Friday, July 10, 2020

IT'S ABOUT TIME

Scrabble Bans 236 Racist Words and Slurs From Official List

Good riddance

Racism is no longer Scrabble sanctioned.
JONATHAN BRADY/PA IMAGES VIA GETTY IMAGES

BY KAYLA KIBBE / JULY 10, 2020

If you’ve ever watched a peaceful game of Scrabble deteriorate into a heated debate over whether or not you can play that obscure piece of slang or seemingly illegible mashup of leftover letter tiles, you know Scrabble has an official holy book of words the great Scrabble overlords have deemed acceptable. As of Wednesday, however, that official list is now short 236 words and slurs that have been stripped of their Scrabble approval status due to racist or bigoted meanings and associations.

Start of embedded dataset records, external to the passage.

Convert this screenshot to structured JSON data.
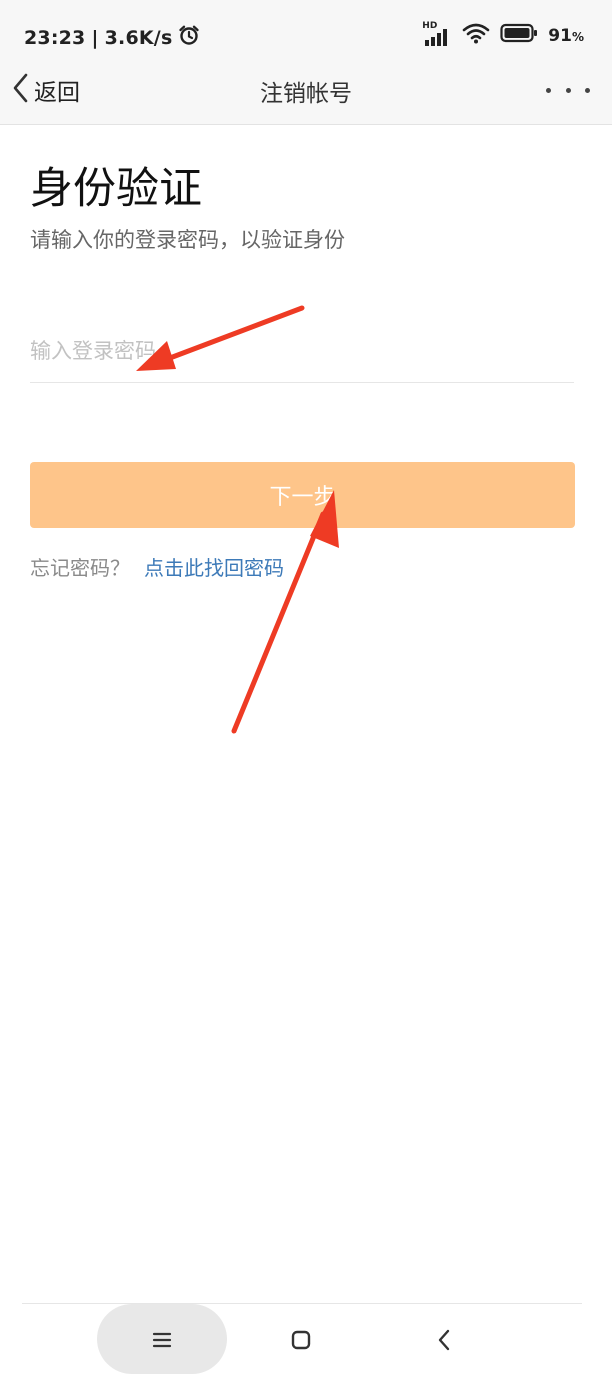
{
  "status_bar": {
    "time": "23:23",
    "separator": "|",
    "net_speed": "3.6K/s",
    "signal_label": "HD",
    "battery": "91",
    "battery_unit": "%",
    "icons": [
      "alarm-icon",
      "signal-icon",
      "wifi-icon",
      "battery-icon"
    ]
  },
  "nav": {
    "back_label": "返回",
    "title": "注销帐号",
    "icons": [
      "chevron-left-icon",
      "more-icon"
    ]
  },
  "main": {
    "heading": "身份验证",
    "subtitle": "请输入你的登录密码，以验证身份",
    "password_placeholder": "输入登录密码",
    "password_value": "",
    "next_label": "下一步",
    "next_color": "#fec58a",
    "forgot_prefix": "忘记密码？",
    "forgot_link": "点击此找回密码",
    "link_color": "#3d7ab8"
  },
  "annotation": {
    "arrow_color": "#ee3b24",
    "arrows": [
      "arrow-to-password",
      "arrow-to-next"
    ]
  },
  "system_nav": {
    "icons": [
      "menu-icon",
      "home-icon",
      "back-icon"
    ]
  }
}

“Removing slurs is the very least that we can do to make our association more inclusive,” John Chew, CEO of The North American Scrabble Players Association said in a statement Wednesday. “How can we in this day tell prospective members that they can only play with us if they accept that offensive slurs have no meaning when played on a board?”

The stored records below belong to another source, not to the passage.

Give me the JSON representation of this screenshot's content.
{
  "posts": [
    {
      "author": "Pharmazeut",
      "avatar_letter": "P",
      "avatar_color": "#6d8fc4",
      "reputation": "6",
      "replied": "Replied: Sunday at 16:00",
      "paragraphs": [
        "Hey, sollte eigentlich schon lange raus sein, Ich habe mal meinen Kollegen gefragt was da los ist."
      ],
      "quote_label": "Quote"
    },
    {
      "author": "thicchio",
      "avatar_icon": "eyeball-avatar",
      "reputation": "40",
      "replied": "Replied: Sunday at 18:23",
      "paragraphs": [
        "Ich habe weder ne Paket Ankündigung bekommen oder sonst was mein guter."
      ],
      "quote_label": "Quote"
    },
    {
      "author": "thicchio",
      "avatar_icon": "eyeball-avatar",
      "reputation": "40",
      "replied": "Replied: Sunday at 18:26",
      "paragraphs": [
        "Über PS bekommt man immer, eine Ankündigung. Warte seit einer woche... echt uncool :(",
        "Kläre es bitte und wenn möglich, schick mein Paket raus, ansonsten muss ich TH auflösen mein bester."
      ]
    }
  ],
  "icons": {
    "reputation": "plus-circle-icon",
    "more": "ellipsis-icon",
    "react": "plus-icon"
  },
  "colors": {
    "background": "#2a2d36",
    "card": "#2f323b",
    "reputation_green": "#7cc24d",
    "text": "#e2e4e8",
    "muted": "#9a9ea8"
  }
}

While the association, for obvious reasons, did not share the full list of banned words, Chew told NPR “the N word,” was naturally the first to get cut.

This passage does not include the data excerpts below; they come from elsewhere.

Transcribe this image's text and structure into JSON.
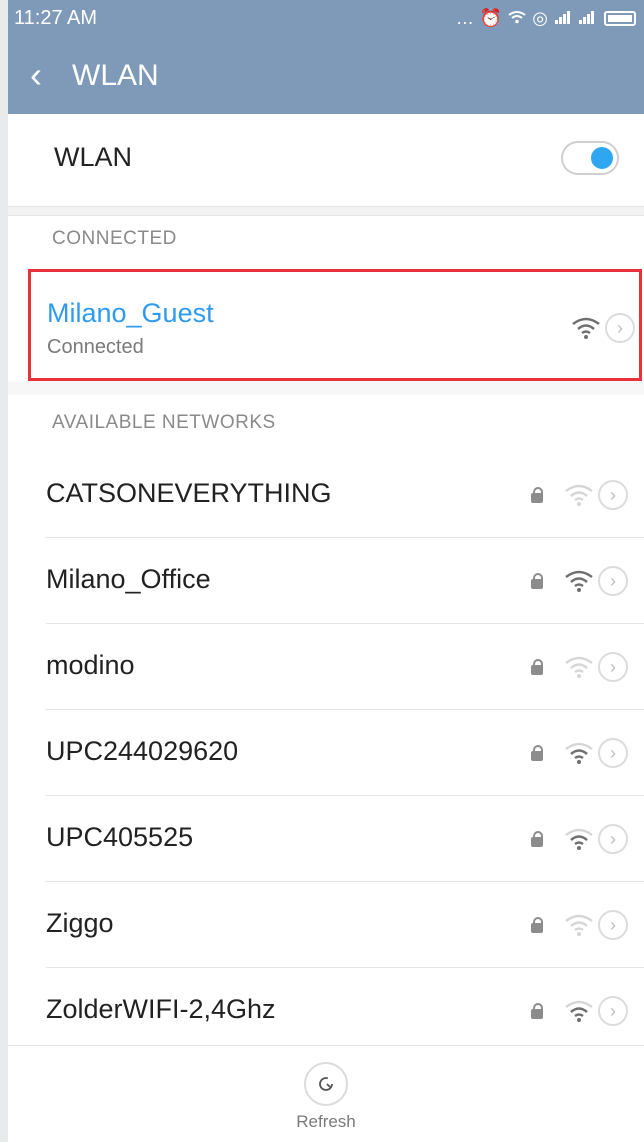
{
  "status_bar": {
    "time": "11:27 AM",
    "icons": [
      "more-icon",
      "alarm-icon",
      "wifi-icon",
      "sync-icon",
      "signal-icon",
      "signal-icon",
      "battery-icon"
    ]
  },
  "header": {
    "title": "WLAN",
    "back_icon": "chevron-left-icon"
  },
  "wlan_toggle": {
    "label": "WLAN",
    "state": "on",
    "accent": "#2fa7f0"
  },
  "sections": {
    "connected_header": "CONNECTED",
    "available_header": "AVAILABLE NETWORKS"
  },
  "connected_network": {
    "name": "Milano_Guest",
    "status": "Connected",
    "name_color": "#2e9bef",
    "highlight_color": "#e8323a"
  },
  "available_networks": [
    {
      "name": "CATSONEVERYTHING",
      "locked": true,
      "signal": "weak"
    },
    {
      "name": "Milano_Office",
      "locked": true,
      "signal": "strong"
    },
    {
      "name": "modino",
      "locked": true,
      "signal": "weak"
    },
    {
      "name": "UPC244029620",
      "locked": true,
      "signal": "medium"
    },
    {
      "name": "UPC405525",
      "locked": true,
      "signal": "medium"
    },
    {
      "name": "Ziggo",
      "locked": true,
      "signal": "weak"
    },
    {
      "name": "ZolderWIFI-2,4Ghz",
      "locked": true,
      "signal": "medium"
    }
  ],
  "bottom": {
    "refresh_label": "Refresh"
  },
  "colors": {
    "header_bg": "#7f9ab9",
    "text": "#222222",
    "muted": "#8a8a8a"
  }
}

“If a word is so offensive that it can only be referred to by its initial, does that not indicate that it retains its meaning in all contexts?” Chew said in the statement.

Unfortunately, while scrapping hateful language from the game should have been a no-brainer, the decision was met with some inevitable controversy from the members of the official association, with opposition on both sides of the debate.

“Some members threatened to leave the association if a single word were removed; others threatened to leave the association if any offensive words remained,” said Chew. “There were a lot of good and bad arguments on both sides.”

Ultimately, the association voted to scrap 236 offensive words, though Chew told NPR that “words that are potentially offensive but are not considered slurs — such as those for parts of the body — remain.”